A Noteworthy Laggard Among Positive YTD Crypto Investment Flows
There's not much love for a certain "blue chip" crypto this year. Let's explore some possible reasons.
Late last night I submitted an article to Seeking Alpha covering the ProShares Bitcoin Strategy ETF BITO 0.00%↑. This is a fund that utilizes futures contracts rather than exposure to spot. Basically, BITO has no direct Bitcoin ($BTC-USD) holdings and serves more as a straight forward bet on the coin’s price. One of the charts that I shared in that piece is unrelated to the fund itself but I think it paints a very interesting picture that shows how this cycle is different from the last one so far:
Forgive the awful labeling. Each stacked column is a quarter’s worth of customer volume for Coinbase COIN 0.00%↑. The one on the far right is Q1-24 and includes Bitcoin’s latest all time high price set in March. The tallest one is Q4-21 when BTC’s previous cycle peak took place. Notice anything?
Here’s a hint from the article:
Institutional volume was off 31% from the level during Bitcoin's previous cycle peak. In the same quarter, retail volume did less than a third of what it did in the fourth quarter of 2021. The signal here is that, at least in the US market, the bid is mainly coming through products like ETFs. Which means BTC could behave a bit more like a more traditional investment asset than it likely has in past cycles.
Bold above is my emphasis for the sake of this follow up piece. I see two possible scenarios here and I’ve detailed the first one before:
Retail is buying through the ETFs
Retail isn’t buying at all
There are certainly signs that ETF buying is coming from professional money mangers. Take for instance the State of Wisconsin Investment Board which just piled $163 million into the iShares Bitcoin ETF IBIT 0.00%↑ and the Grayscale Bitcoin Trust ETF GBTC 0.00%↑ in the last quarter. More recently, we’ve seen investment demand for crypto cool off with four consecutive weeks of outflow during April:
That outflow streak came to an end last week with $130 million in positive net flow but it isn’t indiscriminate buying. Breaking it down by asset and I see a very interesting development:
Fund managers are selling Ethereum ($ETH-USD) rather than buying. The question is why. It’s obviously not because of a broad disinterest in altcoins. Litecoin ($LTC-USD) investment is up year to date. Polkadot ($DOT-USD) investment is up year to date. Each of which have experienced better net flow than current market darling Solana ($SOL-USD) which has a dramatically higher AUM starting point.
So why is ETH negative?
What’s Wrong With Ethereum?
Unlike Bitcoin which made a new all time high in March, Ethereum never actually made a new ATH earlier this year after rallying up over $4,000 per coin. Additionally, the asset has sold of roughly 30% from the March peak which is where it still currently sits. For context, Bitcoin only pulled back about 22% from its March high and is just 12% away from it as I type this. This is admittedly just a guess, but I suspect the primary driver of could actually be a consequence of Dencun.
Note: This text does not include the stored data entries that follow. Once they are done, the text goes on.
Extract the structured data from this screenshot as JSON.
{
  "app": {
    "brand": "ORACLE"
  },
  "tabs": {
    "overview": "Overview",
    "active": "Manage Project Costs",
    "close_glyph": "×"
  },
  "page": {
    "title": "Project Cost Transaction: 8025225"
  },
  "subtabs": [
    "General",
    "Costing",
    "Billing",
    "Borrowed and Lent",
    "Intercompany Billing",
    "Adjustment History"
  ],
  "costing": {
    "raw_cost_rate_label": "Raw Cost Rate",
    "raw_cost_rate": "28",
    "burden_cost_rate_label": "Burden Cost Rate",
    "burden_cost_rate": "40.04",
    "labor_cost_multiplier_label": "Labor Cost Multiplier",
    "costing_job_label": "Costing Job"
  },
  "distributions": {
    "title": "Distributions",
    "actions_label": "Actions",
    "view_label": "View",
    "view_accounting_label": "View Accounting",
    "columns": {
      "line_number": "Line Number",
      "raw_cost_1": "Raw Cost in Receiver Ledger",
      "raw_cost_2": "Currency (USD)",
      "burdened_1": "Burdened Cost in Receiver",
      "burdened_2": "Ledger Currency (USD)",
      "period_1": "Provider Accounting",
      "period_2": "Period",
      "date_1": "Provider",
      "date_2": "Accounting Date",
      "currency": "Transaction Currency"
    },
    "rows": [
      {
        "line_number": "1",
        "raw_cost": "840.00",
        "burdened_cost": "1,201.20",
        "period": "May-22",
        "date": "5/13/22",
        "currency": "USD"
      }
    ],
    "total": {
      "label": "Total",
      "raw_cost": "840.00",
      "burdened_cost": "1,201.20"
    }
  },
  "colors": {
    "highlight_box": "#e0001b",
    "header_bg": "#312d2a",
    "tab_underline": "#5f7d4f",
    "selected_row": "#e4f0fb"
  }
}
Fees on Ethereum had been trending higher through the second half of 2023 and into Q1-24. They are now in the toilet. Ethereum fees by month:
March: $606m
April: $221m
May (as of 5/14): $40m
We are halfway through May and we are not even sniffing the April pace - which was down 64% from March. The problem here is Ethereum ecosystem activity has simply migrated from the primary chain to the scaling chains. April was a fantastic month for daily transactions for EVM blockchains:
This activity just isn’t happening on Ethereum’s main layer and the fees paid by L2 operators to Ethereum validators were just intentionally cut by Dencun in March. Even though I was bullish Ethereum (and Dencun) back in March/April, there is no question in my mind that Ethereum’s profitability is now suffering because of L2s (like Base) eating fees:
When I wroth “The Ethereum Conundrum” at the beginning of April, Ethereum was far and away the most profitable blockchain. April and May are now showing negative earnings months.
The residual effect of Ethereum’s shift from profitable to unprofitable is the coin itself has now turned into an inflationary token once again. I think we have to take a deep breath here and remember that this is only two months of data. It’s easy to point to fund managers pulling capital from Ethereum-based investment products and theorize its in response to a combative SEC and broader US regulatory environment.
However, I think it could be more accurate to say ETH is struggling because the economics of the chain just dramatically changed. To be fair, Solana is an inflationary coin as well that pays validators via new token issuance. This may not be a problem if it’s an understood factor going into any coin exposure. But if you bought ETH expecting it to be a deflationary asset, perhaps the disappearing profitability of the chain post-Dencun has soured some viewpoints?
No doubt, it’s something to keep an eye on going forward.
Disclaimer: I’m not an investment advisor. I’m long BTC, ETH, LTC, and SOL.